Еврей заметил по своим приметам, что это долго стоит на лизисе, вскрыл Шерамуру нарыв и сказал: "Ну, теперь скажите: "спасен". Шерамур так и сделал. Он был "спасен", графиня утешалась; она приобрела Христу первого нигилиста и велела Шерамуру по выздоровлении приходить к ней, чтобы петь с верными и учить детей писать и закону божию. И как с этих пор лично ей он уже был неинтересен, то она его бросила, а буфетчик опять стал ему посылать вместо "куричьего супу" – "свинячьи котлеты" и вместо "кокайского вина" "подмадерный херес". Продолжали навещать Шерамура только фельдшер да англичанка, которая в эту пору и явилась изобретательницею его нынешней клички. Графиня при первом взгляде на него назвала его "Черномор" – что ему и очень шло, графинины горничные сделали из этого "черномордый", – но и это было кстати, а англичанка по-своему все перековеркала в "Шерамур". Однако, впрочем, и это тоже имело свою стать, хотя в смысле иронии.
Впрочем, началось это без иронии. Никому не благодарный и ни на кого не жаловавшийся, Шерамур при воспоминании об этой даме морщил брови.
– С губкою, – говорит, – все приходила и с теплой водичкой, – чирей размывать. Я сяду на край кровати, а она стоит, – на затылке мне мочит, а лицо мое себе в грудь прижмет – ужасно неприятно; она полная и как зажмет лицо, совсем дышать нельзя, а она еще такие вопросы предлагает, что видно, какая дура.

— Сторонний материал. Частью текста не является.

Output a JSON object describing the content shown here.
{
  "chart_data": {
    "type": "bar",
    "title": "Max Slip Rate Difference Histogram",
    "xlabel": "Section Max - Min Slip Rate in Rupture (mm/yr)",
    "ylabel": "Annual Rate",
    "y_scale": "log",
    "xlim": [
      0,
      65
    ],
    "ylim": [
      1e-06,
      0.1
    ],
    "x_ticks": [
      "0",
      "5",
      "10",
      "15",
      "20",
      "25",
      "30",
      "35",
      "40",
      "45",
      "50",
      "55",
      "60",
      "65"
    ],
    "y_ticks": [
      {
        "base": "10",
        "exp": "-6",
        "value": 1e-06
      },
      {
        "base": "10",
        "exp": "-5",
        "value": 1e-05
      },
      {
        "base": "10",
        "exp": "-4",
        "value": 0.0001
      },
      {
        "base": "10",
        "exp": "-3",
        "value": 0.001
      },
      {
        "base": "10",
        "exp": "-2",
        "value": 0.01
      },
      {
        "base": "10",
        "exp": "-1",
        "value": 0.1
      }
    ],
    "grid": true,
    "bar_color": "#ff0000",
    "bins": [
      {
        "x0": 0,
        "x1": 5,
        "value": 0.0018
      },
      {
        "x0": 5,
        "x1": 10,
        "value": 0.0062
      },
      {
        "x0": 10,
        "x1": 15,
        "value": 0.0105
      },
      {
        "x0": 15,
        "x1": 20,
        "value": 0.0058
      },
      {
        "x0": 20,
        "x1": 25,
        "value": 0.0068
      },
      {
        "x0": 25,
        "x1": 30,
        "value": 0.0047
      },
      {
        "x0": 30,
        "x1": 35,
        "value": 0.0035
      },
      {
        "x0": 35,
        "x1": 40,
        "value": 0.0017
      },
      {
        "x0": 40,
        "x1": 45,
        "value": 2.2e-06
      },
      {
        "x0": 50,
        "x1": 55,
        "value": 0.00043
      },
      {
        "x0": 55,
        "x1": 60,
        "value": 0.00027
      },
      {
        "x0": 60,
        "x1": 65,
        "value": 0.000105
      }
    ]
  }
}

– Какие же вопросы, Шерамур?
– "Приятно ли?" – "Разумеется, говорю, от теплой воды хорошо, а дышать трудно". Или: "Ти ни о чем не дюмаешь?" Говорю: "О чем мне думать?" – "А ти, говорит, дюмай, ти дюмай!" После было выдумала еще мне лицо губкой обтирать, но это я сразу отбил – говорю: "Уж это, пожалуйста, не надо: у меня здесь не болит",
– Да она, верно, в вас влюбилась?
– Ну вот еще! Просто дура.
– А чем же у вас с нею все кончилось?
– Еще что скажете!
– А что?
– Да никогда ничего и не начиналось; а просто как я выздоровел и сунулся в это божество – сейчас пошли отовсюду неприятности.
– Вы не умели петь или не умели преподавать?
– Я не пел, а там чай с молоком давали, так я просто ходил сидеть, чтоб чаю дали.
– Вам не нравилось, как графиня говорит?
– Глупости.
– Однако хуже попов или лучше, толковее?
– У попов труднее.
– Чем?
– У них, как тот мужик говорил, "вумственнее" – они подите-ка какие вопросы закатывают.
– Я, – говорю, – не знаю, о чем вы говорите.
– Ко мне раз поп пришел, когда я ребят учу: "Ну, говорит, отвечай, что хранилось в ковчеге завета!" Мальчик говорит: "расцветший жезл Аваронов, чашка с манной кашей и скрыжи". – "А что на скрыжах?" – "Заповеди", – и все отвечал. А поп вдруг говорил, говорил о чем-то и спрашивает: "А почему сие важно в-пятых?" Мальчонке не знает, и я не знаю: почему сие важно в-пятых. Он говорит: "Детки! вот каков ваш наставник – сам не знает: почему сие важно в-пятых?" Все и стали смеяться.
– Ученики ваши?
– Ребятишки отцам рассказали: "Учитель, мол, питерский, а не знает: почему сие важно в-пятых? Батюшка спросил, а он и ничего". А отцы и рады: "какой это, подхватили, учитель, это – дурак. Мы детей к нему не пустим, а к графинюшке пустим: если покосец даст покосить – пусть тогда ребятки к ней ходят, поют, ништо, худого нет". Я так и остался.
– Ни при чем?
– Да, так ходил, думал до осени, но тут... подвернулось...
– Новая история?
– Да, из-за пустого лакомства.
Понятно, нетерпение знать: как и какая сладость сей жизни соблазнила Шерамура? Почему сие было важно в-пятых?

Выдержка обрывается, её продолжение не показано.